Это случилось в декабре после обеда: Эмили стояла у открытого окна, завернувшись в шерстяное одеяло, и глубоко дышала, несмотря на то, что холодный воздух обжигал ей легкие и заставлял ее кашлять. Это происходило в последние недели все чаще. Сначала она подумала, что ей сделалось дурно, когда увидела, как перед ее глазами заплясали белые точки, но потом поняла, что они сыплются с неба. Нежные белые хлопья, подобные клочкам ваты или пузырькам пены, тихо покачивались в воздухе и опускались на землю, где исчезали без следа. Она так увлеклась этим зрелищем, что не услышала, как Генрих вернулся домой. Только когда позади нее открылась дверь, она обернулась.

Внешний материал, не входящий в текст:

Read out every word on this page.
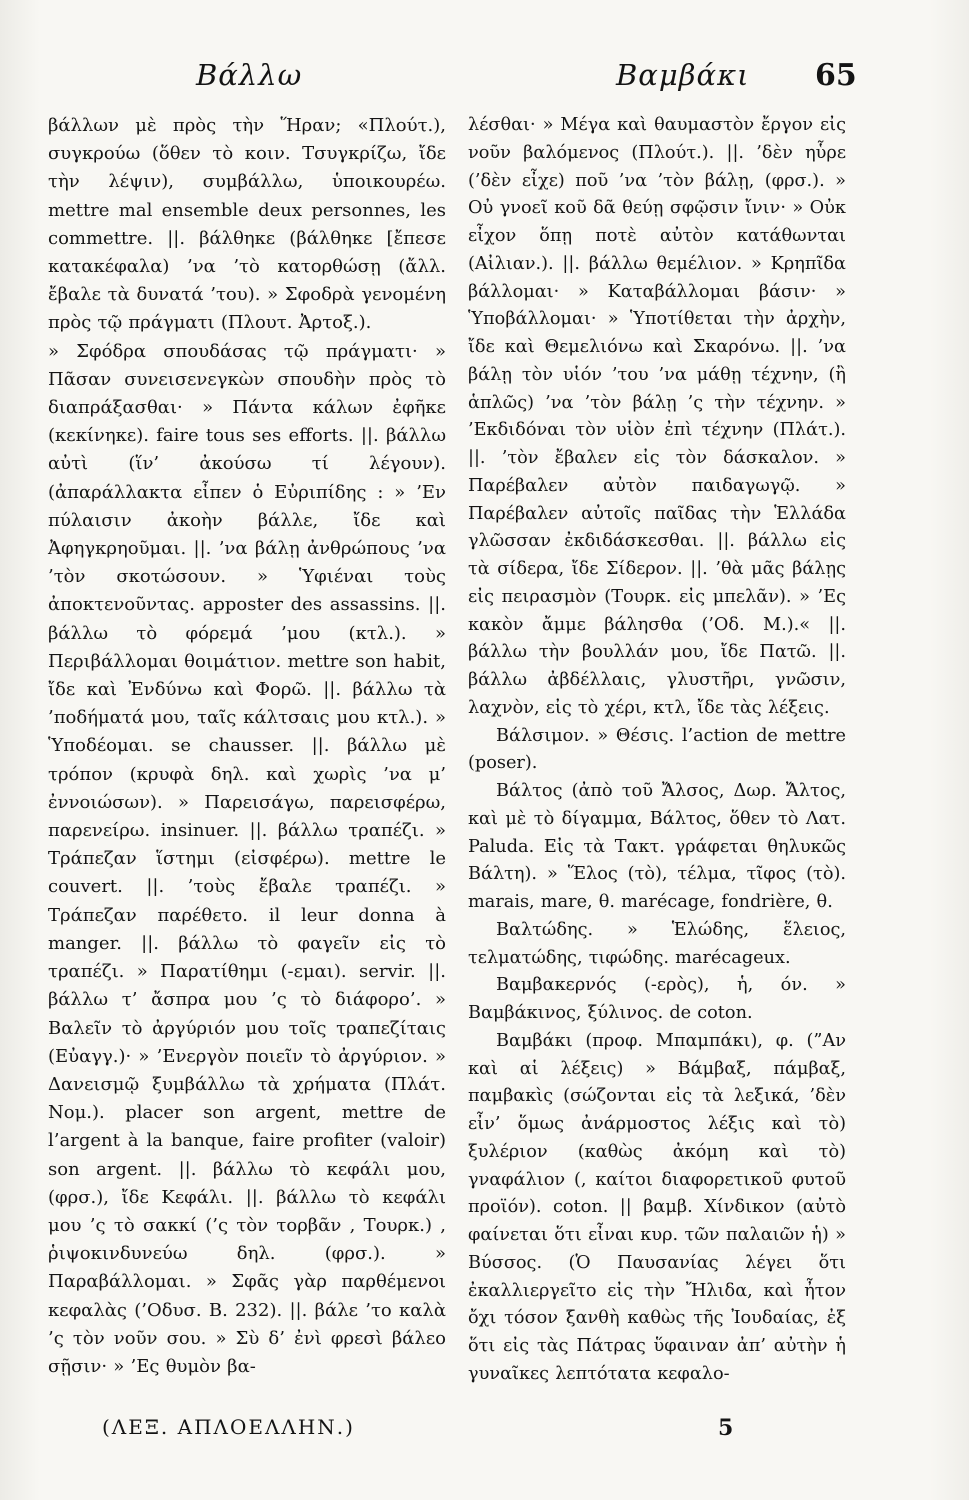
Βάλλω	Βαμβάκι 65

βάλλων μὲ πρὸς τὴν Ἥραν; «Πλούτ.), συγκρούω (ὅθεν τὸ κοιν. Τσυγκρίζω, ἴδε τὴν λέψιν), συμβάλλω, ὑποικουρέω. mettre mal ensemble deux personnes, les commettre. ||. βάλθηκε (βάλθηκε [ἔπεσε κατακέφαλα) ’να ’τὸ κατορθώσῃ (ἄλλ. ἔβαλε τὰ δυνατά ’του). » Σφοδρὰ γενομένη πρὸς τῷ πράγματι (Πλουτ. Ἀρτοξ.).

» Σφόδρα σπουδάσας τῷ πράγματι· » Πᾶσαν συνεισενεγκὼν σπουδὴν πρὸς τὸ διαπράξασθαι· » Πάντα κάλων ἐφῆκε (κεκίνηκε). faire tous ses efforts. ||. βάλλω αὐτὶ (ἵν’ ἀκούσω τί λέγουν). (ἀπαράλλακτα εἶπεν ὁ Εὐριπίδης : » ’Εν πύλαισιν ἀκοὴν βάλλε, ἴδε καὶ Ἀφηγκρηοῦμαι. ||. ’να βάλῃ ἀνθρώπους ’να ’τὸν σκοτώσουν. » Ὑφιέναι τοὺς ἀποκτενοῦντας. apposter des assassins. ||. βάλλω τὸ φόρεμά ’μου (κτλ.). » Περιβάλλομαι θοιμάτιον. mettre son habit, ἴδε καὶ Ἐνδύνω καὶ Φορῶ. ||. βάλλω τὰ ’ποδήματά μου, ταῖς κάλτσαις μου κτλ.). » Ὑποδέομαι. se chausser. ||. βάλλω μὲ τρόπον (κρυφὰ δηλ. καὶ χωρὶς ’να μ’ ἐννοιώσων). » Παρεισάγω, παρεισφέρω, παρενείρω. insinuer. ||. βάλλω τραπέζι. » Τράπεζαν ἵστημι (εἰσφέρω). mettre le couvert. ||. ’τοὺς ἔβαλε τραπέζι. » Τράπεζαν παρέθετο. il leur donna à manger. ||. βάλλω τὸ φαγεῖν εἰς τὸ τραπέζι. » Παρατίθημι (-εμαι). servir. ||. βάλλω τ’ ἄσπρα μου ’ς τὸ διάφορο’. » Βαλεῖν τὸ ἀργύριόν μου τοῖς τραπεζίταις (Εὐαγγ.)· » ’Ενεργὸν ποιεῖν τὸ ἀργύριον. » Δανεισμῷ ξυμβάλλω τὰ χρήματα (Πλάτ. Νομ.). placer son argent, mettre de l’argent à la banque, faire profiter (valoir) son argent. ||. βάλλω τὸ κεφάλι μου, (φρσ.), ἴδε Κεφάλι. ||. βάλλω τὸ κεφάλι μου ’ς τὸ σακκί (’ς τὸν τορβᾶν , Τουρκ.) , ῥιψοκινδυνεύω δηλ. (φρσ.). » Παραβάλλομαι. » Σφᾶς γὰρ παρθέμενοι κεφαλὰς (’Οδυσ. Β. 232). ||. βάλε ’το καλὰ ’ς τὸν νοῦν σου. » Σὺ δ’ ἐνὶ φρεσὶ βάλεο σῇσιν· » ’Ες θυμὸν βα-

λέσθαι· » Μέγα καὶ θαυμαστὸν ἔργον εἰς νοῦν βαλόμενος (Πλούτ.). ||. ’δὲν ηὗρε (’δὲν εἶχε) ποῦ ’να ’τὸν βάλῃ, (φρσ.). » Οὐ γνοεῖ κοῦ δᾶ θεύῃ σφῷσιν ἴνιν· » Οὐκ εἶχον ὅπῃ ποτὲ αὐτὸν κατάθωνται (Αἰλιαν.). ||. βάλλω θεμέλιον. » Κρηπῖδα βάλλομαι· » Καταβάλλομαι βάσιν· » Ὑποβάλλομαι· » Ὑποτίθεται τὴν ἀρχὴν, ἴδε καὶ Θεμελιόνω καὶ Σκαρόνω. ||. ’να βάλῃ τὸν υἱόν ’του ’να μάθῃ τέχνην, (ἢ ἁπλῶς) ’να ’τὸν βάλῃ ’ς τὴν τέχνην. » ’Εκδιδόναι τὸν υἱὸν ἐπὶ τέχνην (Πλάτ.). ||. ’τὸν ἔβαλεν εἰς τὸν δάσκαλον. » Παρέβαλεν αὐτὸν παιδαγωγῷ. » Παρέβαλεν αὐτοῖς παῖδας τὴν Ἑλλάδα γλῶσσαν ἐκδιδάσκεσθαι. ||. βάλλω εἰς τὰ σίδερα, ἴδε Σίδερον. ||. ’θὰ μᾶς βάλῃς εἰς πειρασμὸν (Τουρκ. εἰς μπελᾶν). » ’Ες κακὸν ἄμμε βάλησθα (’Οδ. Μ.).« ||. βάλλω τὴν βουλλάν μου, ἴδε Πατῶ. ||. βάλλω ἀβδέλλαις, γλυστῆρι, γνῶσιν, λαχνὸν, εἰς τὸ χέρι, κτλ, ἴδε τὰς λέξεις.

Βάλσιμον. » Θέσις. l’action de mettre (poser).

Βάλτος (ἀπὸ τοῦ Ἄλσος, Δωρ. Ἄλτος, καὶ μὲ τὸ δίγαμμα, Βάλτος, ὅθεν τὸ Λατ. Paluda. Εἰς τὰ Τακτ. γράφεται θηλυκῶς Βάλτη). » Ἕλος (τὸ), τέλμα, τῖφος (τὸ). marais, mare, θ. marécage, fondrière, θ.

Βαλτώδης. » Ἑλώδης, ἕλειος, τελματώδης, τιφώδης. marécageux.

Βαμβακερνός (-ερὸς), ἡ, όν. » Βαμβάκινος, ξύλινος. de coton.

Βαμβάκι (προφ. Μπαμπάκι), φ. (”Αν καὶ αἱ λέξεις) » Βάμβαξ, πάμβαξ, παμβακὶς (σώζονται εἰς τὰ λεξικά, ’δὲν εἶν’ ὅμως ἀνάρμοστος λέξις καὶ τὸ) ξυλέριον (καθὼς ἀκόμη καὶ τὸ) γναφάλιον (, καίτοι διαφορετικοῦ φυτοῦ προϊόν). coton. || βαμβ. Χίνδικον (αὐτὸ φαίνεται ὅτι εἶναι κυρ. τῶν παλαιῶν ἡ) » Βύσσος. (Ὁ Παυσανίας λέγει ὅτι ἐκαλλιεργεῖτο εἰς τὴν Ἤλιδα, καὶ ἦτον ὄχι τόσον ξανθὴ καθὼς τῆς Ἰουδαίας, ἐξ ὅτι εἰς τὰς Πάτρας ὕφαιναν ἀπ’ αὐτὴν ἡ γυναῖκες λεπτότατα κεφαλο-

(ΛΕΞ. ΑΠΛΟΕΛΛΗΝ.)	5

— Ага, снова занзибарско-гамбургская погода в доме Рюте, — засмеялся он, притворив за собой дверь и подойдя к ней. — У печки пламень, у окна — лед. — Он поцеловал ее в щеку.

— Что это? Там, за окном? — Голос жены был хриплым от волнения.

— Это снег, Биби. Просто пошел снег.

Снег ?

— Когда зимой холодно, — объяснил он, — дождь еще в облаках превращается в кристаллы и падает на землю не в виде дождя, а снежными хлопьями. — Он испытующе посмотрел на потемневшее небо. — Ночью он непременно пойдет. И тогда завтра утром все будет белым-бело. Пойдем в тепло, Биби, иначе ты простудишься.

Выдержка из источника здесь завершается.